Norvasc (amlodipine) is the most frequently prescribed antihypertensive drug in the world. Norvasc, a calcium antagonist of the third generation, compares favorably with other drugs in this group due to a number of pharmacological properties, e.g. high bioavailability, long half-life and longer duration of action, allowing patients to take the medication once a day. Besides, Norvasc does not affect glucose tolerance, allowing to securely use it in patients with diabetes. Norvasc effectively reduces not only systolic but also diastolic blood pressure. It has virtually no effect on conductivity of the heart and has very little effect on its contractile function.

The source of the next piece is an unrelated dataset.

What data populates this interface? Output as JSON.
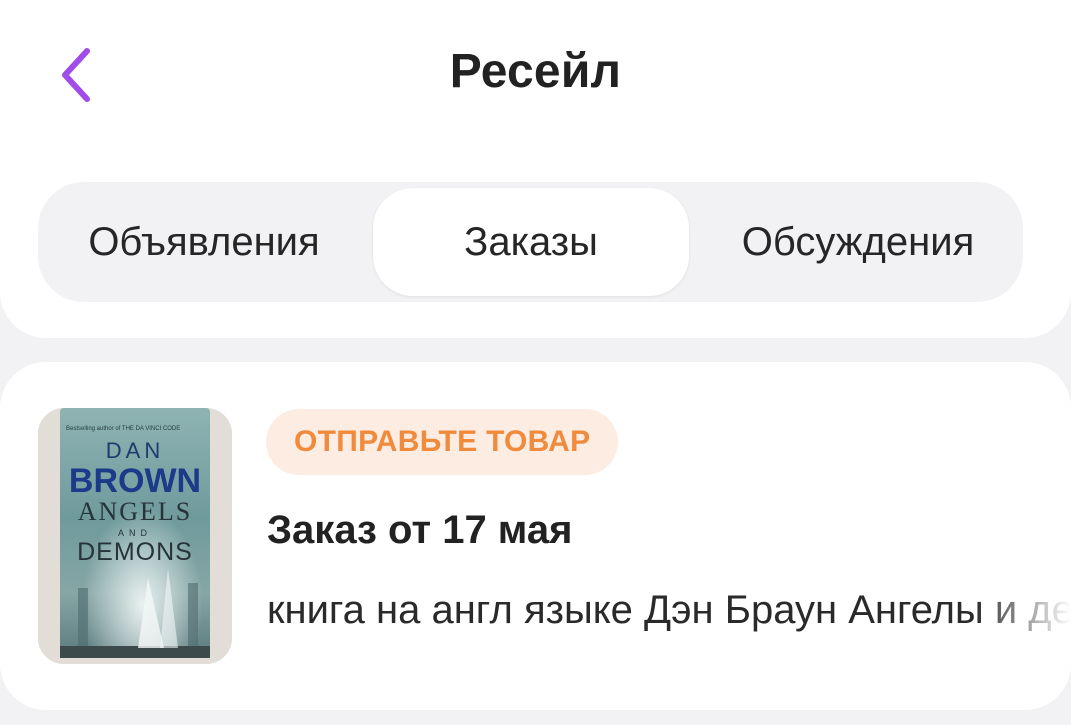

A significant advantage of Norvasc is its antianginal effect and its ability to slow the development of atherosclerosis.
During treatment with Norvasc in hypertensive patients with different degrees of severity the risk of cardiovascular events, including the development of cerebral circulatory disorders, gradually decreases.
Norvasc is characterized by a variety of positive effects which stand out the drug. Among them are the ability to cause regression of left ventricular hypertrophy, to slow the progression of atherosclerotic plaques, to positively influence platelet aggregation and metabolic processes. Norvasc can be successfully used in patients with gout and it is effective in the presence of concomitant bronchial asthma. Norvasc advantages over many other antihypertensive drugs due to the lack of withdrawal syndrome and good tolerance in case of long-term use. Another important advantage of Norvasc is the possibility of taking it with drugs from other groups such as antibiotics, NSAIDs and glucose lowering drugs.
Norvasc is unique among other members of selective calcium antagonists from the group of dihydropyridines. Favorable pharmacodynamic and pharmacokinetic properties of Norvasc determine its choice for use in clinical practice as a highly effective antihypertensive and antianginal medication.